Mr Keith in particular appears to understand the dilemma. He points out that ‘I don’t refer to this as mobile optimisation’ and that media queries are not the ‘silver bullet for the mobile context’. Nevertheless, the screenshots of his portfolio sites are 480px in width (conveniently the landscape size of an iPhone), and he is somewhat disparaging about the idea of ‘the rabbit hole’ of creating a different site for mobile devices.

(Of course that isn’t technically required. A small snippet of server logic would have have been all that was required by St Paul’s to move news and contact to the top of a mobile menu, and to replace the PDF link with a Google Maps resource, for example.)

But this may give us a clue why so many others seem desperate to will the current implementation of ‘Responsive Web Design’ into being as the sole way to develop services for mobile users: it’s all client-side, and requires nothing more complex than a few extra tricks in existing CSS files. It may be that many web designers are daunted by the thought that they may be required to think about mobile device detection and conditional logic on the server-side, and are clinging to the hope that they can claim to support mobile users without having to do any, well, programming.

Sadly for those involved, this probably can’t be avoided. It’s not that media queries aren’t an excellent way to resize layouts (of course they are), nor that they don’t act as a reasonable proxy for identifying a mobile devices (which is also more or less true for now) and in turn mobile humans.

It’s a more fundamental issue – which is that any site should be ruthlessly scrutinized for ways in which it can behave in better ways for all of its constituencies of users, and that the differences between those ways are often going to be more significant than can be papered over with some stretchy images and fluid grids on a conveniently powerful mobile browser.

The real fear is that this subtlety is lost on those disciples who want to rattle off a site design that works on mobile devices as well as desktop browsers. The result of their efforts might look lovely on the client’s iPhone, but the speed at which that magic trick was performed will certainly have come at the expense of someone actually sitting down and thinking about what that mobile variant of the experience should actually offer.

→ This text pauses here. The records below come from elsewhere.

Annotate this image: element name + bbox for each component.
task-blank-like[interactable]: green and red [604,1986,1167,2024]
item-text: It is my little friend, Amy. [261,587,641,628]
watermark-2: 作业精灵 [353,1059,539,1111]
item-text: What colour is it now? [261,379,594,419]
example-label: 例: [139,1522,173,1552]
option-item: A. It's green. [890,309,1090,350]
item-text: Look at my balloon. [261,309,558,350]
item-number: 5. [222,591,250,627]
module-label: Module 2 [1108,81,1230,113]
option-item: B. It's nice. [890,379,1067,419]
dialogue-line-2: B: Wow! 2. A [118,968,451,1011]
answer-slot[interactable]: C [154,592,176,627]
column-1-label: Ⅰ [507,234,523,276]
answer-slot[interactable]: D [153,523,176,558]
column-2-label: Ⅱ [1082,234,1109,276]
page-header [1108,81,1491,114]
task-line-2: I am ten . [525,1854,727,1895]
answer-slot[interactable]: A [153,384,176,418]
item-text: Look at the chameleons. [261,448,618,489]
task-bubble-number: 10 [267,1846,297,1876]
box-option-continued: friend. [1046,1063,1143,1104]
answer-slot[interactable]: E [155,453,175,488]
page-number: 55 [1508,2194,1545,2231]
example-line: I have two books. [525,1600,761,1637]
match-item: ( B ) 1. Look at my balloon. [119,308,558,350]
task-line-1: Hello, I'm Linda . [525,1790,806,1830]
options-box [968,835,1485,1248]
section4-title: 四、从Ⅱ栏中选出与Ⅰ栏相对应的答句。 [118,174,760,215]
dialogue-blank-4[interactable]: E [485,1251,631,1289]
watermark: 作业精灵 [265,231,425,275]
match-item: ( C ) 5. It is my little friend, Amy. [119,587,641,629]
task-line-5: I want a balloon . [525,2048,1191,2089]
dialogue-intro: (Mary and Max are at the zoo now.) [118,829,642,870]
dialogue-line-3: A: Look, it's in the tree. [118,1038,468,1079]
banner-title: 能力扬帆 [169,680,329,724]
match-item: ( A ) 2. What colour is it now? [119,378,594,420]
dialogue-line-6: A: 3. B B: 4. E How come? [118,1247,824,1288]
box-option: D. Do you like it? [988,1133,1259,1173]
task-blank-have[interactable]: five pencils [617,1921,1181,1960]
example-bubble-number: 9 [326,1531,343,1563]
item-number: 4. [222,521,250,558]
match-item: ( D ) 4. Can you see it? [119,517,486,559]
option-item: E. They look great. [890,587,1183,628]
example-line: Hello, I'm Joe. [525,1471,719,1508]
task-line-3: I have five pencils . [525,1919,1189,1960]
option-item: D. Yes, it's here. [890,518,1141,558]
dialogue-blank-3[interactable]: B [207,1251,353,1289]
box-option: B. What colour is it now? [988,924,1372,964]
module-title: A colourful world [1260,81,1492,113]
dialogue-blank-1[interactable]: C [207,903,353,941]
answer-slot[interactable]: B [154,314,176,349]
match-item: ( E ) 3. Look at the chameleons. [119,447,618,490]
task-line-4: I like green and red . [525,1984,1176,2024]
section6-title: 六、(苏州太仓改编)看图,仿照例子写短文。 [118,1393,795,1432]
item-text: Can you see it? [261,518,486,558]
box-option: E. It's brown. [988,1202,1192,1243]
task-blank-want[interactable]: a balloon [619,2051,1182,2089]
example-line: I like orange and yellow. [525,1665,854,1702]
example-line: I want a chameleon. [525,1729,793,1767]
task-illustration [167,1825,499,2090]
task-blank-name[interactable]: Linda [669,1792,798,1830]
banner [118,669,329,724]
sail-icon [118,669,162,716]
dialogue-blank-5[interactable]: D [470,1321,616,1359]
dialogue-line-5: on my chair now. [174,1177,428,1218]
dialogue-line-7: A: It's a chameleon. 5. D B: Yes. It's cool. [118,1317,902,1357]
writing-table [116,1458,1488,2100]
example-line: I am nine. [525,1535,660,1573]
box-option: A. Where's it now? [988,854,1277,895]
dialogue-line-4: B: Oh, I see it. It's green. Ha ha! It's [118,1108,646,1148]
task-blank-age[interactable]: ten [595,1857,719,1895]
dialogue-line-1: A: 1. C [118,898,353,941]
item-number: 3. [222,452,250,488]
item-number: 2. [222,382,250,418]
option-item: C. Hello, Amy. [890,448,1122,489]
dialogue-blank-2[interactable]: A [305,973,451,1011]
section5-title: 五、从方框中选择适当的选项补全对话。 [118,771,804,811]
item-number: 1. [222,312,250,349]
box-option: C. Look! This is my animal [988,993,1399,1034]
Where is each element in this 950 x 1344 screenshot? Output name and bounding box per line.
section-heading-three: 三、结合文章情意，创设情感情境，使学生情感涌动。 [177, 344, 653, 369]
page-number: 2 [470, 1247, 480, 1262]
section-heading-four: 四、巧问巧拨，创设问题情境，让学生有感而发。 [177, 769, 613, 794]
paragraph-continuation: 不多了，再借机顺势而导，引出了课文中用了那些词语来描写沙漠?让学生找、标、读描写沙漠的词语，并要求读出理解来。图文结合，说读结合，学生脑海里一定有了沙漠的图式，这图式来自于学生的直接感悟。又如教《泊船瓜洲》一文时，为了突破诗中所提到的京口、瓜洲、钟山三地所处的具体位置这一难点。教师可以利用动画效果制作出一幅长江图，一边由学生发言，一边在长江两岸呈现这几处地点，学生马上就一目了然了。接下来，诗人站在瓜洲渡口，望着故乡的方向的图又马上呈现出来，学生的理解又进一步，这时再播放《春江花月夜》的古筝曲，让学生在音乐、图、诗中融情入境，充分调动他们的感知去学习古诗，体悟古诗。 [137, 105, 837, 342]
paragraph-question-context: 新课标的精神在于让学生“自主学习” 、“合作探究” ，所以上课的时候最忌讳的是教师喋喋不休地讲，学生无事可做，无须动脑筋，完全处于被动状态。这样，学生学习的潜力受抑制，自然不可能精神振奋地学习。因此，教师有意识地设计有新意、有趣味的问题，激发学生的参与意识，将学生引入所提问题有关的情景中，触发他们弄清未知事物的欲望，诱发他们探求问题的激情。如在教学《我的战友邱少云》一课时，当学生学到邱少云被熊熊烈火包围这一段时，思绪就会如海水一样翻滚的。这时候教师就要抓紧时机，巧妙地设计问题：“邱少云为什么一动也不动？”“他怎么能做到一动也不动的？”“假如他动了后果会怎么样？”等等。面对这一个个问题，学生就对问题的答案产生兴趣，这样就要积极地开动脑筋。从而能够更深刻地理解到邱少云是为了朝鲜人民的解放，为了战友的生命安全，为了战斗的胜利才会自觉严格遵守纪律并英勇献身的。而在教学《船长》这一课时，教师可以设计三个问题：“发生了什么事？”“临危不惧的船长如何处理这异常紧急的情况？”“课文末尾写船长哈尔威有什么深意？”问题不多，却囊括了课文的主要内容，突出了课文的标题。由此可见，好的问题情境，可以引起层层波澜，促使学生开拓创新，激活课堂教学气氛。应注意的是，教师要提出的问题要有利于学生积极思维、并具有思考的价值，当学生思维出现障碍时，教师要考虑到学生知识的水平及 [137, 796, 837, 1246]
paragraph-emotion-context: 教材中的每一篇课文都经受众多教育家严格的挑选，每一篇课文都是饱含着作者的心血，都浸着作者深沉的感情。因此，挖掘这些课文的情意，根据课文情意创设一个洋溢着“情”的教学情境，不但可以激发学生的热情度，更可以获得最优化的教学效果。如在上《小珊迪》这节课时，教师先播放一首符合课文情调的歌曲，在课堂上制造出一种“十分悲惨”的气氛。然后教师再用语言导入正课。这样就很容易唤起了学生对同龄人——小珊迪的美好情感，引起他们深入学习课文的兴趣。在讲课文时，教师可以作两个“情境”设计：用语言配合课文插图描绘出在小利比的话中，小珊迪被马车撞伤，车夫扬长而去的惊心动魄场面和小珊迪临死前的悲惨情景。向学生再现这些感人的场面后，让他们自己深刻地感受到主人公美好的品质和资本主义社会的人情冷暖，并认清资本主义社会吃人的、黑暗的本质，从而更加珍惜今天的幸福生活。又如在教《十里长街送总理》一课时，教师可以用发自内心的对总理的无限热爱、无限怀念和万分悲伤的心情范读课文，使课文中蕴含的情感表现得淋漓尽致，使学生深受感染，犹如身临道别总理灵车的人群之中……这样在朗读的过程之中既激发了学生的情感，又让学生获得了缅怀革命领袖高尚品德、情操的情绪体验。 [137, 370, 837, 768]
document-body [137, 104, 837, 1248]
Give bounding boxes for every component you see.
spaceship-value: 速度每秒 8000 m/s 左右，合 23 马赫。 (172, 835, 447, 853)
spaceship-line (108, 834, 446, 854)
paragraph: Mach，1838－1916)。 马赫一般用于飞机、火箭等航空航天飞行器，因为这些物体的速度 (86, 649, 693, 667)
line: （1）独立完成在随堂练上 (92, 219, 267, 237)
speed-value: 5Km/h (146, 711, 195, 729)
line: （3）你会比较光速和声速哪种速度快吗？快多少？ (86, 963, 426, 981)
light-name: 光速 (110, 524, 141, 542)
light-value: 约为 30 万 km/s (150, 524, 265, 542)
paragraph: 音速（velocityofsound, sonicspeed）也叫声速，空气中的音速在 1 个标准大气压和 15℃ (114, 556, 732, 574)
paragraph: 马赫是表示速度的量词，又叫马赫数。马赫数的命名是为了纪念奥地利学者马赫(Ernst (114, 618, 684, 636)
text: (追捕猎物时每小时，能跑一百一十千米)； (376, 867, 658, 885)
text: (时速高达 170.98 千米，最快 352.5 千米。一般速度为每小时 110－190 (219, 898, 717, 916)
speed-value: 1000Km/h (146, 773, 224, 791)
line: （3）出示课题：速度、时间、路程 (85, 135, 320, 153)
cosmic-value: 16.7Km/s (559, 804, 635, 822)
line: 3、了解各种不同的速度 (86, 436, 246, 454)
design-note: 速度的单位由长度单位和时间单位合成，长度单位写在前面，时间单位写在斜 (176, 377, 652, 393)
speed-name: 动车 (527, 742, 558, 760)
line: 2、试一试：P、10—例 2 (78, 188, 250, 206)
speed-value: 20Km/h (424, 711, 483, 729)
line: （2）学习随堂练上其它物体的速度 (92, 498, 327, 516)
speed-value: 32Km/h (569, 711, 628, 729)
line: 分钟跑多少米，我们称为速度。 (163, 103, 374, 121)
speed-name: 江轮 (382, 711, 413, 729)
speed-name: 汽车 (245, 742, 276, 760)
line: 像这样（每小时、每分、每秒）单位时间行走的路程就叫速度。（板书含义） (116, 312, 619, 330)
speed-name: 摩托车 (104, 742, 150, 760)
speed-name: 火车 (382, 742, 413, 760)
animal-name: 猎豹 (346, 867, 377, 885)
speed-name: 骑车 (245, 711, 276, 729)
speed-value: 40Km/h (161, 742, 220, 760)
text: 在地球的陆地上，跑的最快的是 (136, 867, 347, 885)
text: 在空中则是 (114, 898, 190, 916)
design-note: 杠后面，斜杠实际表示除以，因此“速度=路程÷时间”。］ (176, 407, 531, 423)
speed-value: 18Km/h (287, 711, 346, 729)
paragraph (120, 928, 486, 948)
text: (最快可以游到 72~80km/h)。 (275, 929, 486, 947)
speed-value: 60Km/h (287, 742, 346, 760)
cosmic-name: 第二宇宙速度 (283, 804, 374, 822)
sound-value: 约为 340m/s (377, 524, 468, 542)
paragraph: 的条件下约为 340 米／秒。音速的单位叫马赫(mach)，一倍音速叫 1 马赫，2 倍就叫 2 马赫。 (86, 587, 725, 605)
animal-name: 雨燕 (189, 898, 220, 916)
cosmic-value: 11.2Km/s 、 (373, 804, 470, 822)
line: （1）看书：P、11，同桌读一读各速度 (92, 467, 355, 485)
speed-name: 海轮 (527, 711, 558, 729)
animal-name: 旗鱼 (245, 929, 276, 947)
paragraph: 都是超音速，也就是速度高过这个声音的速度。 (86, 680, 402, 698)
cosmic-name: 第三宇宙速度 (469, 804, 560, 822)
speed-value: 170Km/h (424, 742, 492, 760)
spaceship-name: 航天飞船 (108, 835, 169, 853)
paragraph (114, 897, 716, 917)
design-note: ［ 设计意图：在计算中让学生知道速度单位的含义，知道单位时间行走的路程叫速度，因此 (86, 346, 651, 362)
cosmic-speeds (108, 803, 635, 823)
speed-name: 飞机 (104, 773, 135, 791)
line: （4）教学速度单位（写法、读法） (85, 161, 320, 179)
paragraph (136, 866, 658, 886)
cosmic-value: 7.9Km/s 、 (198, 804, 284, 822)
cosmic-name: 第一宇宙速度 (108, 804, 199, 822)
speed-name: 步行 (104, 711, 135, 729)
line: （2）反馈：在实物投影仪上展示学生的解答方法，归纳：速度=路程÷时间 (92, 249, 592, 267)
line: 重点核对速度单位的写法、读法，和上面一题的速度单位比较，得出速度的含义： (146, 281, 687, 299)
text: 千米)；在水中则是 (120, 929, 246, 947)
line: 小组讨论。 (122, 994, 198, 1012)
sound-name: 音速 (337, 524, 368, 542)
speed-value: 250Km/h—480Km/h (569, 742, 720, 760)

The result? We won’t have a mobile web, but merely a 320px-wide one. A web for which the humans using it matter less than the width of the glass it is displayed on.

As a postscript, an analogy: we are in an age which, in many ways, resembles that of the birth of broadcast television. The mobile web is a new medium that, yes, is able to deliver services similar to its precursor, but which can also be developed and enhanced in ways that have yet to be dreamt of. Reflowing today’s web sites for mobile devices is a philosophy akin to that of the first broadcast television programs: “let’s stick with what worked before, and just put well-dressed radio presenters onto the screen”.

Did that work? Sure it did – as a start. But was it these dull talking heads that made television the greatest medium of the 20th century? Hardly. It was when program makers started to explore the visual capabilities of the their new canvas – and the increasingly demanding expectations of the viewers who expected to see something more interesting on the wooden box they had just spent a lot of money on – that innovation occurred.

Today’s ‘Responsive Web Design’ is a lukewarm response to a similar seismic shift – that of the sedentary web into expectant mobile hands.

Our approaches need to be bolder, more structural, more experimental, and, frankly, more considerate of the diverse audiences we should all be trying to cater for.